This week the shadow boxing over Hong Kong’s political future ended. The gloves are now off, and civil disobedience protests will start for real after Beijing yesterday ruled out open elections.
So far financial markets have largely ignored potential “Occupy Central” disturbances as stock prices have moved higher over the summer. For now, investors appear to be betting on Beijing prevailing as it endorses the business-friendly status quo in Hong Kong politics.
But this hardline stance on political reform with no obvious path to resolving conflict could be dangerous. Investors should be wary of a potential escalation of disturbances or reaction from authorities, which could trigger capital flight and a liquidity shock.
Any hope of a compromise solution to offer Hong Kong representative democracy was dashed on Sunday, when Beijing’s Standing Committee officially adopted a tightly controlled framework for the first popular election for chief executive in 2017. Candidates must have 50% backing of the 1,200-strong selection committee — up from the 12.5% required in the last nomination. The number of candidates will also be limited to two or three.

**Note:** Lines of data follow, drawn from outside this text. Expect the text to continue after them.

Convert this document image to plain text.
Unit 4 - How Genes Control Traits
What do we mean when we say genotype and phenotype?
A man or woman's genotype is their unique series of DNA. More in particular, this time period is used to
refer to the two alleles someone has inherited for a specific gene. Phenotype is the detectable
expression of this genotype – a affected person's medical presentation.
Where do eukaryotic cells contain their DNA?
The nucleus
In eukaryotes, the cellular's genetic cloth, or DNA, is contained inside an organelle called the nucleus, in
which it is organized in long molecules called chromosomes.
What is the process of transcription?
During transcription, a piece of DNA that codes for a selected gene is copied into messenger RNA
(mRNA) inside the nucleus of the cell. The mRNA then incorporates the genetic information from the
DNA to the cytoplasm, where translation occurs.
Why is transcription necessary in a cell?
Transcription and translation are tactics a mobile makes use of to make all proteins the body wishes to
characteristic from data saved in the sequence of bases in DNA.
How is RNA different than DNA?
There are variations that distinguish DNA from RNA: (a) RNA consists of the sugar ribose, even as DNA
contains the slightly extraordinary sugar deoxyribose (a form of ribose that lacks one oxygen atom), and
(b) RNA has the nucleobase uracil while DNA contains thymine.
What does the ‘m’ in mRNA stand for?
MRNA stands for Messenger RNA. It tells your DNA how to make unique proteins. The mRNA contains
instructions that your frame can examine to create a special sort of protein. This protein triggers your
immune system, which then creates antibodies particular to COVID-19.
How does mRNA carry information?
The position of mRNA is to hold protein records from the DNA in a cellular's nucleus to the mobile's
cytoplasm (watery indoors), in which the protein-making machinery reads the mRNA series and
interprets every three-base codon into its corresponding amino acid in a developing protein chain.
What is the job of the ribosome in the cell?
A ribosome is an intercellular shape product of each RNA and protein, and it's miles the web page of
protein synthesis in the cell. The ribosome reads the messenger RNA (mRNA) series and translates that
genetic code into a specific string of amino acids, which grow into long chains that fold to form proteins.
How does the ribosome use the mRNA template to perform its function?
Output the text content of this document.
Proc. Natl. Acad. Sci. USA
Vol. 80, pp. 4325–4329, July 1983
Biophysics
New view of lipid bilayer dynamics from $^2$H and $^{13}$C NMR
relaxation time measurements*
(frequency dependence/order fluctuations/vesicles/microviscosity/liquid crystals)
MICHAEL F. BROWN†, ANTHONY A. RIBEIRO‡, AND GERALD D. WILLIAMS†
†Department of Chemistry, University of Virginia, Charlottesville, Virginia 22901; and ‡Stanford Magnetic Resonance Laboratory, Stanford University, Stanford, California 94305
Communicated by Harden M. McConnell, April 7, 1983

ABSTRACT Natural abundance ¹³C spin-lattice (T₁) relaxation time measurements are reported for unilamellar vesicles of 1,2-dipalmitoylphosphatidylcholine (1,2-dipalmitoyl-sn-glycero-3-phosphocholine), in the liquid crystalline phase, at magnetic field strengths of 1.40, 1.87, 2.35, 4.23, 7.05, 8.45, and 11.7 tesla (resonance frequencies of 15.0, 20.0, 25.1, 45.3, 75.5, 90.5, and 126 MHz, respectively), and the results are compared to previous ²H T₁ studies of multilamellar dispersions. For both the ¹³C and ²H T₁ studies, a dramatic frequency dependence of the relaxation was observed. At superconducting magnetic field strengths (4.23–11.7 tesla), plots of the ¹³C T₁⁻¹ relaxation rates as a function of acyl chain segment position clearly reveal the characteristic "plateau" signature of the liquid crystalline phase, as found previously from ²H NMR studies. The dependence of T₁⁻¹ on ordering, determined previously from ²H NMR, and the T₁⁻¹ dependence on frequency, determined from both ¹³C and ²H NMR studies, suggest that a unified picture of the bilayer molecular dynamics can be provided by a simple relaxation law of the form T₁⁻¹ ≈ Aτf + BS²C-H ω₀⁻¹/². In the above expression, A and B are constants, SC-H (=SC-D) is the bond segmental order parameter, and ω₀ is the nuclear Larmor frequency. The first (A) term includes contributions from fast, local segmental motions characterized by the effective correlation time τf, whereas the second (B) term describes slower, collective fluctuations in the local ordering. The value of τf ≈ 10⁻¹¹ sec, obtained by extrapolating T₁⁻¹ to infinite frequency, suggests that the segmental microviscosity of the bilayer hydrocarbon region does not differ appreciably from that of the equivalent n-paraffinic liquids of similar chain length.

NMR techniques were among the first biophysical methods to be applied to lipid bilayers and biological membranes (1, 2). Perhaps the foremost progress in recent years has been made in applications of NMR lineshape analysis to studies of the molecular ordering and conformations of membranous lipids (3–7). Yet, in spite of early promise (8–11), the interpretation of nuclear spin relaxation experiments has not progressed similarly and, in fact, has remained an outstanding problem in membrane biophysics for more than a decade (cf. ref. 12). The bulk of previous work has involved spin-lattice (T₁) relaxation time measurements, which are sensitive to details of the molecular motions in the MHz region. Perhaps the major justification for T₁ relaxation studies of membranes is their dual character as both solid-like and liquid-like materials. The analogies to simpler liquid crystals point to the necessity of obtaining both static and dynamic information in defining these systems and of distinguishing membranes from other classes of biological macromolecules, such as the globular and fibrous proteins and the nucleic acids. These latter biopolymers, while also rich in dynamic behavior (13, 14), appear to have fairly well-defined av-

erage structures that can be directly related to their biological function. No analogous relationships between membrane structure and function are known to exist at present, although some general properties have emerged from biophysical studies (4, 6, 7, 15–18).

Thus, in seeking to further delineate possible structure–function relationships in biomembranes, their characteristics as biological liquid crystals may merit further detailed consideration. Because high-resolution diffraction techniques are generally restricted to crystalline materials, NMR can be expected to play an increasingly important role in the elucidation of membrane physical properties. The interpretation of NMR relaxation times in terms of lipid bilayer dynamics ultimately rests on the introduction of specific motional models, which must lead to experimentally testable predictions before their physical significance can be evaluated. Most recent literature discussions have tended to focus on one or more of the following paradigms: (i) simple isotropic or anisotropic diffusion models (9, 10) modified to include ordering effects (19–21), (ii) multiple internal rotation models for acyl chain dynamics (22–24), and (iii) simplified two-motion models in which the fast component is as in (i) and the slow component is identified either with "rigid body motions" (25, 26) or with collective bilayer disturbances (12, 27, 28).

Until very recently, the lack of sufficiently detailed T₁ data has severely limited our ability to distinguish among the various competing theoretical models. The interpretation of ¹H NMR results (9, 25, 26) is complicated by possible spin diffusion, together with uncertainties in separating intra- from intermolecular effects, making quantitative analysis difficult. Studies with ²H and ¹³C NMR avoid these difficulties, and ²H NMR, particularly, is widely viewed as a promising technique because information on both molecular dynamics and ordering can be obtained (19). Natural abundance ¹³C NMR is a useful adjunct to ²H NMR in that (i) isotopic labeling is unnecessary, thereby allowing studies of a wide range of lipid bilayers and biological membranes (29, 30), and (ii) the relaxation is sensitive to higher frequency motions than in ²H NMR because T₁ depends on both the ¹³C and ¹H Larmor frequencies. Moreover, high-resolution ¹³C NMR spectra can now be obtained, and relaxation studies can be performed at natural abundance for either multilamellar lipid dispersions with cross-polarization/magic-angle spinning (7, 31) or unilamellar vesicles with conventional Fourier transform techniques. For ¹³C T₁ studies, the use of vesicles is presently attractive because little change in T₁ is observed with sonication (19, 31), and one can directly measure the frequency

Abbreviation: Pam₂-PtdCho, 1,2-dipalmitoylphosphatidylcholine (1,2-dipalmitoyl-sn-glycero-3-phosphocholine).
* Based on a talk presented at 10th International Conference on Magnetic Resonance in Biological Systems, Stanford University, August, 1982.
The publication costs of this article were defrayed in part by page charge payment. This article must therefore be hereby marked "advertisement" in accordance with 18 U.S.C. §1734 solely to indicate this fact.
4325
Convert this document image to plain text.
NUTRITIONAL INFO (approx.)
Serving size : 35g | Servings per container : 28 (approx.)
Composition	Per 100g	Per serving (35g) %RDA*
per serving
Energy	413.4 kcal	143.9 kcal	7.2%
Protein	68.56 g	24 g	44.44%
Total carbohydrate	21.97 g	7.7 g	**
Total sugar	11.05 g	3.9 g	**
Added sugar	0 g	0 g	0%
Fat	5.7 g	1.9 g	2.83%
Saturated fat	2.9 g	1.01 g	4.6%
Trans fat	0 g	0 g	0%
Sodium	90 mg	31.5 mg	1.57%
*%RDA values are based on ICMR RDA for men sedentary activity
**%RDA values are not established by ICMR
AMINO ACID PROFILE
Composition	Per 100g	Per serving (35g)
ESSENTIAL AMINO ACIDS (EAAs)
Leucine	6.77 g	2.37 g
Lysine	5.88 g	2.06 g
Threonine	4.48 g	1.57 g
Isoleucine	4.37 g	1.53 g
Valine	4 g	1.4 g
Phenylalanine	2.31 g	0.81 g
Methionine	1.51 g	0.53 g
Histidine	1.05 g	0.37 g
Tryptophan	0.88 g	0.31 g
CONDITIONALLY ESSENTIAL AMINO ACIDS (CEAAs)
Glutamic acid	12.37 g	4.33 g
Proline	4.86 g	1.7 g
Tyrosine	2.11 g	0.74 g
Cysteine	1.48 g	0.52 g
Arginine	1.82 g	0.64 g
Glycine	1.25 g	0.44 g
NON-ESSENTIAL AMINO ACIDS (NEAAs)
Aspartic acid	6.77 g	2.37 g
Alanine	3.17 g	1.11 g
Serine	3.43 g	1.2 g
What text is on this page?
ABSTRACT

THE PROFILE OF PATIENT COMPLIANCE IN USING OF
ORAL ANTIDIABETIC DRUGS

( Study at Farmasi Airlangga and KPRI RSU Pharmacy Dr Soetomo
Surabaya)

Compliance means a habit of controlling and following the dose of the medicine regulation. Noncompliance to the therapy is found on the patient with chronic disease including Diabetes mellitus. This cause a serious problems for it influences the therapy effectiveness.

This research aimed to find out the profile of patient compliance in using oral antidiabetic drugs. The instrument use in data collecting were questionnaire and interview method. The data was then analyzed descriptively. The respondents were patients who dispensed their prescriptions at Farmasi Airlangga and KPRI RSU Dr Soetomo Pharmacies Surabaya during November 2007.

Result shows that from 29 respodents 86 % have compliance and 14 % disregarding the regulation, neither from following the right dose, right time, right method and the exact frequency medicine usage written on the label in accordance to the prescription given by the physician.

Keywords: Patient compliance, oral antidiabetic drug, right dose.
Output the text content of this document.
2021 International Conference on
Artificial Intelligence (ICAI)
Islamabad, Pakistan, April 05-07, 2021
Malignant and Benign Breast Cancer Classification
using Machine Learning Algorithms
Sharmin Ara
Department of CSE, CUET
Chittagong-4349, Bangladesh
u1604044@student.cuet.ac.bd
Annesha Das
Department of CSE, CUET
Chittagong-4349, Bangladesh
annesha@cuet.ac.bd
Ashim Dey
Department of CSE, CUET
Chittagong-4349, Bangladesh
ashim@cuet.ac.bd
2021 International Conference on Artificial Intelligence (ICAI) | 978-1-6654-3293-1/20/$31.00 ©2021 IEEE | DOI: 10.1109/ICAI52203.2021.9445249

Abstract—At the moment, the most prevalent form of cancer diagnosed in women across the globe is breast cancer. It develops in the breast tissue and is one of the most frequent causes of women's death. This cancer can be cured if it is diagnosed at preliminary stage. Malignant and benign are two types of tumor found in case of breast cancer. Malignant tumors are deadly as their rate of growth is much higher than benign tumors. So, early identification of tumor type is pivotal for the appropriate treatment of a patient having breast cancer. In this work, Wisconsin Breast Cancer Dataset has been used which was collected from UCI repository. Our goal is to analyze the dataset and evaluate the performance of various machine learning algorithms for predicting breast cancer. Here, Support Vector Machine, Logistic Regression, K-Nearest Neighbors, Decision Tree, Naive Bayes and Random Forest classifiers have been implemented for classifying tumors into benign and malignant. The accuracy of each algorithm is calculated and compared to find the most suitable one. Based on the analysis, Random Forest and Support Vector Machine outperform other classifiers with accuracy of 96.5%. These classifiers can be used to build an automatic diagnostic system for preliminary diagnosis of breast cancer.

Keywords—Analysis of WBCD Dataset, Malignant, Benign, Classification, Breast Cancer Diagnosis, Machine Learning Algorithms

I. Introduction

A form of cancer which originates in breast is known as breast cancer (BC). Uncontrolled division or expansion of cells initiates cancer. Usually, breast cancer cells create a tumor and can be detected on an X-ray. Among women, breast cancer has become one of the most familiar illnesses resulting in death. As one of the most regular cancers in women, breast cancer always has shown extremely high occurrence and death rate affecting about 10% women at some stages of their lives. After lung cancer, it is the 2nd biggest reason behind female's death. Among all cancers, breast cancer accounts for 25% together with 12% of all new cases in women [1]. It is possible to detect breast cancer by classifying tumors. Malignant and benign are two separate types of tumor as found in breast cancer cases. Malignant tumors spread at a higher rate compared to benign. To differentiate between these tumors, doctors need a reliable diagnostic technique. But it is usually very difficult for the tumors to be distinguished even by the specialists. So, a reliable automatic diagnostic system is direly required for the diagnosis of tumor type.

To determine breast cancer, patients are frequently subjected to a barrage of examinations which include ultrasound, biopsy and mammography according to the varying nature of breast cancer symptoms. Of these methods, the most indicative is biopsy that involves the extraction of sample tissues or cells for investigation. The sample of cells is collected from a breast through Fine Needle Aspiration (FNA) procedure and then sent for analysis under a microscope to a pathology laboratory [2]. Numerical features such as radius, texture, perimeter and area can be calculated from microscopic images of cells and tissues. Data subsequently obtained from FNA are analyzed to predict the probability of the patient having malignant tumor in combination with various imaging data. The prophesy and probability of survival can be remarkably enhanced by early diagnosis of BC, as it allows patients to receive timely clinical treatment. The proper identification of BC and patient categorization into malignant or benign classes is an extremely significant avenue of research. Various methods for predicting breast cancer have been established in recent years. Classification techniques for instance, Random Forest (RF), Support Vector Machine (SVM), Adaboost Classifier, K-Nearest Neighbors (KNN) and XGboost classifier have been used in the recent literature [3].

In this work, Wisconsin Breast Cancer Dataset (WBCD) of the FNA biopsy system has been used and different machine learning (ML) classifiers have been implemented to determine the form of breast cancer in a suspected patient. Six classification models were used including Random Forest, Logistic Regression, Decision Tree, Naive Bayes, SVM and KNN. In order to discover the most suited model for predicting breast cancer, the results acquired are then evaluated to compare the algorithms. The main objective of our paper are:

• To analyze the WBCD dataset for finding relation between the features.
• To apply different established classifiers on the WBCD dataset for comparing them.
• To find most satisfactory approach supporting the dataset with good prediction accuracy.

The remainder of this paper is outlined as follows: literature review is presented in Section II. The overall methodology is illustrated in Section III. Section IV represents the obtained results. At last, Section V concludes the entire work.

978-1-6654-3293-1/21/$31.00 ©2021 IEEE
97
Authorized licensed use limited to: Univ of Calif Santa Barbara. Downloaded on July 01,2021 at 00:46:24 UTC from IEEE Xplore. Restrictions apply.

By placing such a high threshold for leadership candidates on the small-circle committee made up of city elites and Beijing loyalists, the elections risk offering no real choice. Hong Kong residents will get a vote, but most likely a meaningless one for a stooge candidate from the existing government-tycoon nexus.
Not surprisingly, this proposal has met with a promise of a “long fight” by the Occupy Central movement, including plans to blockade the Central Business District.
Markets generally dislike uncertainty, even though few might bet against Beijing getting its way.
Of course, China’s Communist Party has plenty experience of suppressing dissent at home. Evidence so far suggests the government is ready to fall back on crude tactics to ratchet up intimidation and scare protestors and the Hong Kong people in general.